Furthermore, although the proposed structure-aware sampling strategy demonstrated robust advantages in prognostic prediction, its optimal sampling scale and generalizability require further validation across diverse cancer types and more complex pathological contexts. Future efforts should therefore focus on constructing multi-center, multi-modal datasets to comprehensively evaluate the robustness and adaptability of this framework. Additionally, refining structure-guided sampling mechanisms may further promote the clinical translation of prognostic modeling within the precision medicine paradigm.

5. Conclusions

In this work, we present DuXplore, a dual-branch prognostic framework that explicitly integrates macro-scale tumor architecture with micro-scale tumor-microenvironment interactions through a structure-aware sampling strategy. By empirically optimizing the number of patches to 27 per case, the micro-branch captures fine-grained morphological cues that are biologically aligned with established pathological criteria, while the macro-branch encodes spatial tissue organization that implicitly reflects clinically relevant stromal patterns. Extensive experiments on TCGA and the external EHBH cohort show that DuXplore achieves state-of-the-art discrimination (C-index 0.764 and 0.718, respectively) and maintains robust calibration across data distributions. Interpretability analyses further reveal that the model’s decisions are driven by histopathological features—fibrotic distribution, nuclear pleomorphism, and textural heterogeneity—that corroborate expert knowledge, bridging the gap between predictive power and biological plausibility.

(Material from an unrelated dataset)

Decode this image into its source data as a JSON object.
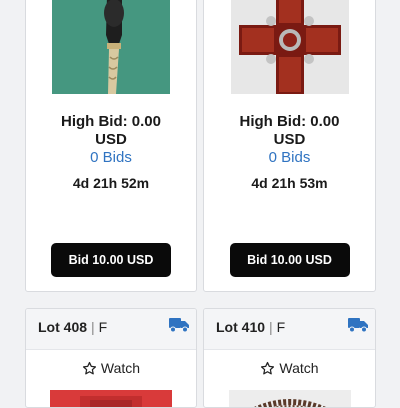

Despite these advances, DuXplore is currently limited to histopathology; incorporation of genomic, transcriptomic, and clinical covariates constitutes a logical next step. Future work will extend the dual-branch design to a multimodal paradigm, validate the structure-aware sampling strategy across multiple cancer types and institutions, and refine guidance mechanisms for patch selection to accelerate clinical deployment. Collectively, our study demonstrates that principled integration of structural priors and microenvironmental detail can yield prognostic models that are not only highly accurate and generalizable but also interpretable and ready for translation into precision-oncology workflows.